7. Recommendations for Community OAT Clinics:
We put forward the following recommendations for community OAT providers who are considering prescribing hydromorphone or other short-acting opioids to patients with OUD:
- Without exception, all doses of short-acting opioids should be observed by a healthcare professional, e.g. a pharmacist or nurse. Observed dosing has been shown reduce diversion and its harms. For example, overdose deaths in the UK declined markedly following the introduction of observed dosing of methadone (Srrang 2010).
- Hydromorphone prescriptions should be reserved exclusively for patients who meet both criteria below:
- High-risk opioid users (patients who inject or inhale opioids such as fentanyl)
- Repeatedly dropped out of OAT, or are unable to achieve a therapeutic dose of methadone because of missed doses, or who have experienced overdoses or injection-related infections, even while on OAT.
- Hydromorphone should only be prescribed during titration to therapeutic doses of OAT, in order to retain patients in treatment.
- The OAT clinician should contact the patient’s previous OAT provider before prescribing hydromorphone. If the patient had stopped or markedly reduced highrisk opioid use during their past OAT treatment, then the clinician should encourage the patient to return to their previous clinic. If the transfer is accepted, then the clinician should restart with the patient’s previous OAT medication, with dose adjustment as necessary. Sub-therapeutic doses of OAT are a common cause of patients dropping out of treatment. Patients who were unable to reach a therapeutic dose of methadone 80 mg should be given a trial of SROM and methadone, before hydromorphone is prescribed.

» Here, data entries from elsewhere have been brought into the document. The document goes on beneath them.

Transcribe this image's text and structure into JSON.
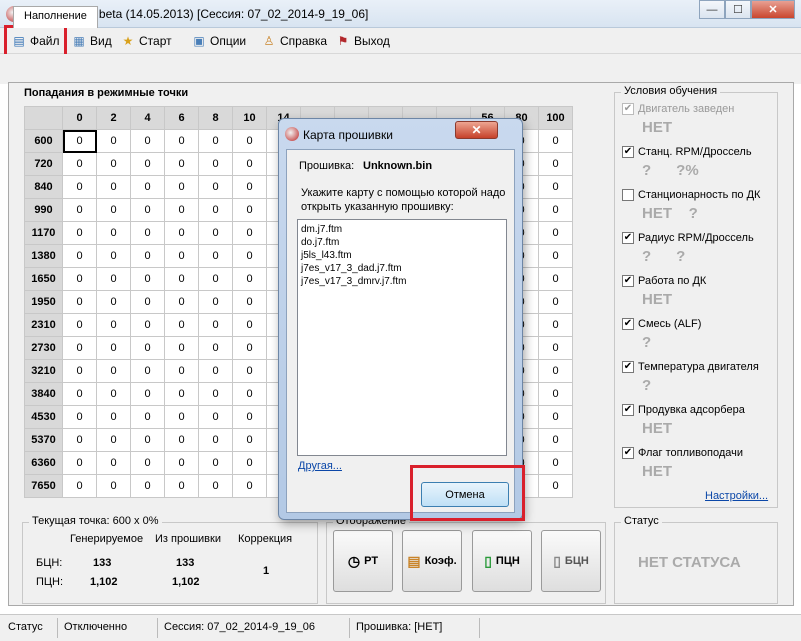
{
  "window": {
    "title": "FunTune 2.0 beta (14.05.2013) [Сессия: 07_02_2014-9_19_06]",
    "buttons": {
      "minimize": "—",
      "maximize": "☐",
      "close": "✕"
    }
  },
  "menu": [
    {
      "label": "Файл",
      "icon": "file-icon"
    },
    {
      "label": "Вид",
      "icon": "view-icon"
    },
    {
      "label": "Старт",
      "icon": "start-icon"
    },
    {
      "label": "Опции",
      "icon": "options-icon"
    },
    {
      "label": "Справка",
      "icon": "help-icon"
    },
    {
      "label": "Выход",
      "icon": "exit-icon"
    }
  ],
  "tab": {
    "label": "Наполнение"
  },
  "grid": {
    "title": "Попадания в режимные точки",
    "columns": [
      "0",
      "2",
      "4",
      "6",
      "8",
      "10",
      "14",
      "",
      "",
      "",
      "",
      "",
      "56",
      "80",
      "100"
    ],
    "rows": [
      "600",
      "720",
      "840",
      "990",
      "1170",
      "1380",
      "1650",
      "1950",
      "2310",
      "2730",
      "3210",
      "3840",
      "4530",
      "5370",
      "6360",
      "7650"
    ],
    "cell_value": "0"
  },
  "current_point": {
    "legend": "Текущая точка: 600 x 0%",
    "headers": [
      "Генерируемое",
      "Из прошивки",
      "Коррекция"
    ],
    "row1_label": "БЦН:",
    "row2_label": "ПЦН:",
    "gen_bcn": "133",
    "gen_pcn": "1,102",
    "fw_bcn": "133",
    "fw_pcn": "1,102",
    "correction": "1"
  },
  "display": {
    "legend": "Отображение",
    "buttons": [
      {
        "label": "РТ",
        "icon": "clock-icon"
      },
      {
        "label": "Коэф.",
        "icon": "coef-icon"
      },
      {
        "label": "ПЦН",
        "icon": "pcn-icon"
      },
      {
        "label": "БЦН",
        "icon": "bcn-icon"
      }
    ]
  },
  "conditions": {
    "legend": "Условия обучения",
    "items": [
      {
        "label": "Двигатель заведен",
        "checked": true,
        "disabled": true,
        "value": "НЕТ"
      },
      {
        "label": "Станц. RPM/Дроссель",
        "checked": true,
        "disabled": false,
        "value": "?      ?%"
      },
      {
        "label": "Станционарность по ДК",
        "checked": false,
        "disabled": false,
        "value": "НЕТ    ?"
      },
      {
        "label": "Радиус RPM/Дроссель",
        "checked": true,
        "disabled": false,
        "value": "?      ?"
      },
      {
        "label": "Работа по ДК",
        "checked": true,
        "disabled": false,
        "value": "НЕТ"
      },
      {
        "label": "Смесь (ALF)",
        "checked": true,
        "disabled": false,
        "value": "?"
      },
      {
        "label": "Температура двигателя",
        "checked": true,
        "disabled": false,
        "value": "?"
      },
      {
        "label": "Продувка адсорбера",
        "checked": true,
        "disabled": false,
        "value": "НЕТ"
      },
      {
        "label": "Флаг топливоподачи",
        "checked": true,
        "disabled": false,
        "value": "НЕТ"
      }
    ],
    "settings_link": "Настройки..."
  },
  "status_box": {
    "legend": "Статус",
    "value": "НЕТ СТАТУСА"
  },
  "statusbar": {
    "label": "Статус",
    "connection": "Отключенно",
    "session_label": "Сессия:",
    "session_value": "07_02_2014-9_19_06",
    "firmware_label": "Прошивка:",
    "firmware_value": "[НЕТ]"
  },
  "dialog": {
    "title": "Карта прошивки",
    "firmware_label": "Прошивка:",
    "firmware_name": "Unknown.bin",
    "instruction": "Укажите карту с помощью которой надо открыть указанную прошивку:",
    "files": [
      "dm.j7.ftm",
      "do.j7.ftm",
      "j5ls_l43.ftm",
      "j7es_v17_3_dad.j7.ftm",
      "j7es_v17_3_dmrv.j7.ftm"
    ],
    "other_link": "Другая...",
    "cancel": "Отмена",
    "close": "✕"
  },
  "colors": {
    "highlight": "#d9202c",
    "link": "#0b47a8",
    "muted_value": "#aaaaaa"
  }
}
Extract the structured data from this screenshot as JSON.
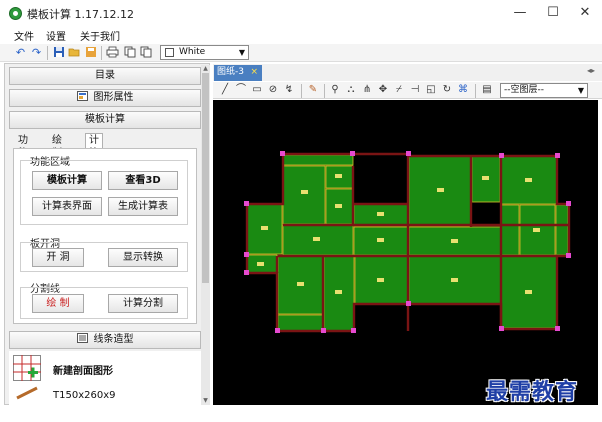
{
  "window": {
    "title": "模板计算 1.17.12.12",
    "minimize": "—",
    "maximize": "☐",
    "close": "✕"
  },
  "menu": [
    "文件",
    "设置",
    "关于我们"
  ],
  "toolbar": {
    "color_value": "White"
  },
  "left_panel": {
    "header_directory": "目录",
    "header_properties": "图形属性",
    "header_calc": "模板计算",
    "header_lines": "线条造型",
    "tabs": [
      "功能区",
      "绘制区",
      "计算区"
    ],
    "active_tab": 2,
    "group_function": "功能区域",
    "btn_calc": "模板计算",
    "btn_view3d": "查看3D",
    "btn_calc_ui": "计算表界面",
    "btn_gen_table": "生成计算表",
    "group_opening": "板开洞",
    "btn_open": "开 洞",
    "btn_toggle": "显示转换",
    "group_divider": "分割线",
    "btn_draw": "绘 制",
    "btn_calc_split": "计算分割",
    "new_section": "新建剖面图形",
    "section_size": "T150x260x9"
  },
  "document": {
    "tab_label": "图纸-3",
    "tab_close": "×",
    "layer_value": "--空图层--"
  },
  "watermark": "最需教育",
  "colors": {
    "canvas": "#000000",
    "slab": "#1a8a12",
    "beam": "#7a1414",
    "node": "#e64ad0",
    "accent": "#4a7fc1"
  }
}
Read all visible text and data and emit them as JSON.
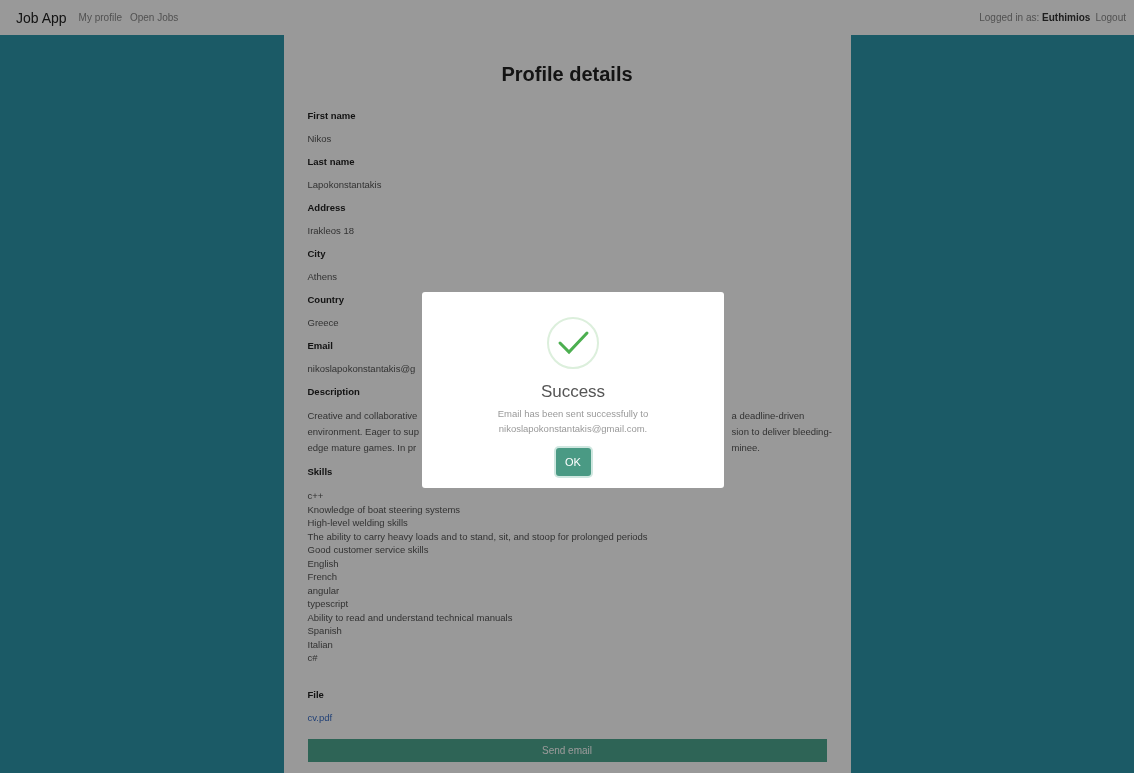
{
  "navbar": {
    "brand": "Job App",
    "links": [
      {
        "label": "My profile"
      },
      {
        "label": "Open Jobs"
      }
    ],
    "status": "Logged in as: **Euthimios**",
    "logout": "Logout"
  },
  "profile": {
    "title": "Profile details",
    "fields": [
      {
        "label": "First name",
        "value": "Nikos"
      },
      {
        "label": "Last name",
        "value": "Lapokonstantakis"
      },
      {
        "label": "Address",
        "value": "Irakleos 18"
      },
      {
        "label": "City",
        "value": "Athens"
      },
      {
        "label": "Country",
        "value": "Greece"
      },
      {
        "label": "Email",
        "value": "nikoslapokonstantakis@g"
      }
    ],
    "description": {
      "label": "Description",
      "lines": [
        {
          "left": "Creative and collaborative",
          "right": "a deadline-driven"
        },
        {
          "left": "environment. Eager to sup",
          "right": "sion to deliver bleeding-"
        },
        {
          "left": "edge mature games. In pr",
          "right": "minee."
        }
      ]
    },
    "skills": {
      "label": "Skills",
      "items": [
        "c++",
        "Knowledge of boat steering systems",
        "High-level welding skills",
        "The ability to carry heavy loads and to stand, sit, and stoop for prolonged periods",
        "Good customer service skills",
        "English",
        "French",
        "angular",
        "typescript",
        "Ability to read and understand technical manuals",
        "Spanish",
        "Italian",
        "c#"
      ]
    },
    "file": {
      "label": "File",
      "link": "cv.pdf"
    },
    "send_button": "Send email"
  },
  "dialog": {
    "title": "Success",
    "message": "Email has been sent successfully to nikoslapokonstantakis@gmail.com.",
    "button": "OK"
  }
}
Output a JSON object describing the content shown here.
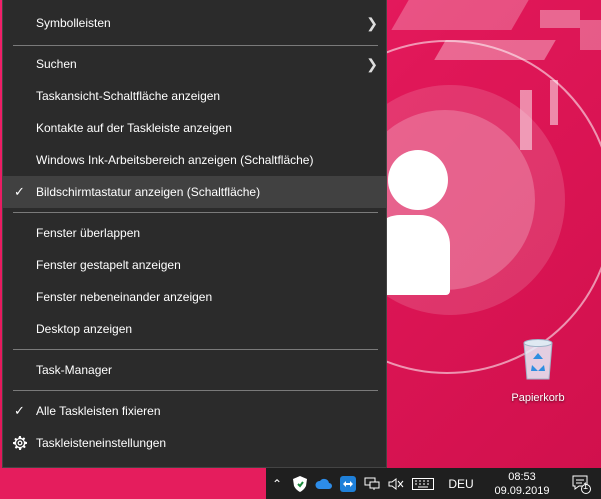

- Hydromorphone should be prescribed as follows:
- All doses of hydromorphone tablets should be supervised to avoid diversion and unsupervised injection.
- Methadone should be titrated quickly and safely to an optimal dose, which is generally considered to be 80 mg or more,
- The hydromorphone dose should be carefully titrated to provide immediate relief of withdrawal symptoms and cravings, without causing sedation. A maximum dose of five tablets of 8 mg per day (200 mg morphine equivalents) is suggested. Doses above five tablets per day are difficult to supervise, are not necessarily safe if taken all at once, and are easy to divert by holding in them in the mouth for later use.
- As the methadone or SROM medication approaches an optimal dose, the hydromorphone dose should be tapered and stopped.
- Wrap-around services should be provided to high risk opioid users, on-site wherever possible. Such services should include mental health support, social services, and acute primary care services such as management of injection related infections, including HIV and Hep B and C.
- Clinics that currently prescribe take-home hydromorphone tablets should inform patients that this practice will be discontinued, because it is not safe for patients or the public. If the number of tablets dispensed is large, then 5 tablets can be dispensed under observation in the morning, while the remaining take home doses should be tapered at a fixed rate.